Every morning, the miracles of God are renewed. The Israelites woke in Babylon to realize that God was still faithful, God was present to their cries as before, God’s miraculous love called them still to community with one another (even though they were separate). All that they experienced in exile became a miracle of empathy for them:
The concept of being outcast and marginalized, of expulsion and wandering, came to be seen as an intrinsic part of Jewish existence. This close association with the less fortunate and marginalized has motivated many modern Jews to support causes that work towards social justice, both within and outside the Jewish community. At times in Jewish history, the theme of interminable suffering has also seemed to pervade all aspects of Jewish life.[3]
The Israelites moved from comfort to discomfort, and experienced God in both.

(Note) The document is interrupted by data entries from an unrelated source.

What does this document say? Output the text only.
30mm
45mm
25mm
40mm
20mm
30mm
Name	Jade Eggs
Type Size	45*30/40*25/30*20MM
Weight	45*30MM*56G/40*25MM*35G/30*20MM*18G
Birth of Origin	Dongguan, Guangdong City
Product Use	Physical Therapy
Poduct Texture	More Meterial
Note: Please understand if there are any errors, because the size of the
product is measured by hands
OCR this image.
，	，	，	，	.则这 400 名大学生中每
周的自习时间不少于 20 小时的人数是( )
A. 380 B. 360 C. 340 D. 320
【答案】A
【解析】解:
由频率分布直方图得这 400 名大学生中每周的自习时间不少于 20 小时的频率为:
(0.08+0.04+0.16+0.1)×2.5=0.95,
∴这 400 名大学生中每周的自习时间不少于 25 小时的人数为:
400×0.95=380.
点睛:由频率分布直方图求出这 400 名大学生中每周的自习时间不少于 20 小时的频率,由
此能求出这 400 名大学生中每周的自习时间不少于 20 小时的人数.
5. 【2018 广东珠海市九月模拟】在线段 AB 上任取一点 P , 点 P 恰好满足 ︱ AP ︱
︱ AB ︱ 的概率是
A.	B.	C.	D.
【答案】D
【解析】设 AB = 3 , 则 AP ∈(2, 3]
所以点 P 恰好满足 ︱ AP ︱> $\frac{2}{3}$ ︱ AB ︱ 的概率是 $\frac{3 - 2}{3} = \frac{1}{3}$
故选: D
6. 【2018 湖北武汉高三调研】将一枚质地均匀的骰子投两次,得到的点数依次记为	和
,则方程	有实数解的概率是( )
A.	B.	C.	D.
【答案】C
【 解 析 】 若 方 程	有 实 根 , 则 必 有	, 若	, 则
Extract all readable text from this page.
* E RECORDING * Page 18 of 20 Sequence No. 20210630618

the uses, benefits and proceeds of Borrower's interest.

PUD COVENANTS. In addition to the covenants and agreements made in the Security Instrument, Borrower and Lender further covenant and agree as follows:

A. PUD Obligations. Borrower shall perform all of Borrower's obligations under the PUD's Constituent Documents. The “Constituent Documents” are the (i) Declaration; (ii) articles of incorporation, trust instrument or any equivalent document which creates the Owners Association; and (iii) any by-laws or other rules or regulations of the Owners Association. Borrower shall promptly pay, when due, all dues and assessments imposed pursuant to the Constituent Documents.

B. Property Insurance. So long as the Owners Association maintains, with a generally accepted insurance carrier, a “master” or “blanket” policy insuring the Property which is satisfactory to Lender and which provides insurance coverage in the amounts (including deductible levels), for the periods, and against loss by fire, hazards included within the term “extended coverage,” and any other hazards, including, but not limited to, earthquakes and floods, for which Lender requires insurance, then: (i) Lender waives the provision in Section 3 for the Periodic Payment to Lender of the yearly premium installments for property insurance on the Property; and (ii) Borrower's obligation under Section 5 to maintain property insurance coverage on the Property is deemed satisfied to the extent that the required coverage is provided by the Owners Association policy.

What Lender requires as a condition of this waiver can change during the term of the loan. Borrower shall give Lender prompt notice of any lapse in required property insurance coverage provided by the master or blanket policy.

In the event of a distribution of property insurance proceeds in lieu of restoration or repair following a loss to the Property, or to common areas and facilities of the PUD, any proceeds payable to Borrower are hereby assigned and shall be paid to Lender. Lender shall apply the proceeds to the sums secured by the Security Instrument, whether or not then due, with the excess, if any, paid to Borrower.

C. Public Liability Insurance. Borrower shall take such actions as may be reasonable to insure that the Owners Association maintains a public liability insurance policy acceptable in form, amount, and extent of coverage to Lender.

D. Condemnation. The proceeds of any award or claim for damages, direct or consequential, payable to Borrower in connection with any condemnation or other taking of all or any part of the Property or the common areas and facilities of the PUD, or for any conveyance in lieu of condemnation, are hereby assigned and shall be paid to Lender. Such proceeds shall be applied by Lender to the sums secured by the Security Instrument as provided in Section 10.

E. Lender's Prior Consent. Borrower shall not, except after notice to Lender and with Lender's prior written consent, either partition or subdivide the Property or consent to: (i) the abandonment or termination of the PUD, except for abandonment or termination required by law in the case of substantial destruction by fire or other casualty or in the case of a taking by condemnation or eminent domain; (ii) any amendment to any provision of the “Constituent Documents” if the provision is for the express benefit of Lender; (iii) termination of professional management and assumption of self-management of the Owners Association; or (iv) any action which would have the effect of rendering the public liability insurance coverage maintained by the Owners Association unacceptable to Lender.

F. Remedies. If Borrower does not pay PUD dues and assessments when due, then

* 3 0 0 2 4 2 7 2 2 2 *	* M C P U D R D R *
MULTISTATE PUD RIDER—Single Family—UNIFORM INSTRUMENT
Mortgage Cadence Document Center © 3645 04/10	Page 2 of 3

They moved from temple and tradition to turmoil and still felt God’s calling. They moved from undoing to understanding, as they discovered miracles surrounded them still – every hour of light and dark told the story of creation, every square yard of the surface of earth became promised land. For we never cease being God’s greatest concern. Great is God’s faithfulness to us. Even when we forget ourselves, under the weight of the problems we’re facing, God notices us. The Israelites noticed all that God was doing still in Babylon, still in them.
The Israelites discovered what we in the United Church would later call The Presence Project.[4] It begins with an assumption – that if you’re not feeling it right now – that’s ok. The common starting place is what is most important, and it is what the Israelites did when they found themselves (together) in a foreign land. Their common faith was a starting place until they believed the words they prayed – the faithful love of the Lord hasn’t ended. They said these words like an incantation, like a prayer, until it became reality. So too does the Presence Project use simple belief and simple prayer:
Surely God is in this place.
Help me notice.
In our time of exile, we must adopt the assumption of the lamenting Israelites, that surely, God is in this place. God is in this sanctuary, and this hour of worship, but so too in this place and time, acting with and through each of us desperate enough to believe that the miracles of God haven’t left us. Praying from the assumption of God’s presence, we, like the Israelites, ask to notice all that God is doing. We pray, surely God is in this place, and
Help me to notice the story of God still unfolding. Help me to notice the mundane miracles that are so commonplace nowadays that I take them for granted. Help me to notice the growing grace and the groaning hearts.
Praying these simple words allows us a discipline in these difficult times. They give us routine when ours are disrupted, and I encourage you to try starting your day, to renew your faith every morning with promise and prayer:
Surely God is in this place.
Help me notice.
We practice the awareness of the presence of God, as the Israelites did long before us,
to rediscover both who, and whose we are. Amen
[1] http://www.jewishvirtuallibrary.org/jsource/History/Exile.html
[2] The miracle of all of these problems, is that we already have everything we need to combat these issues, except the fortitude and sacrifice required to fix them.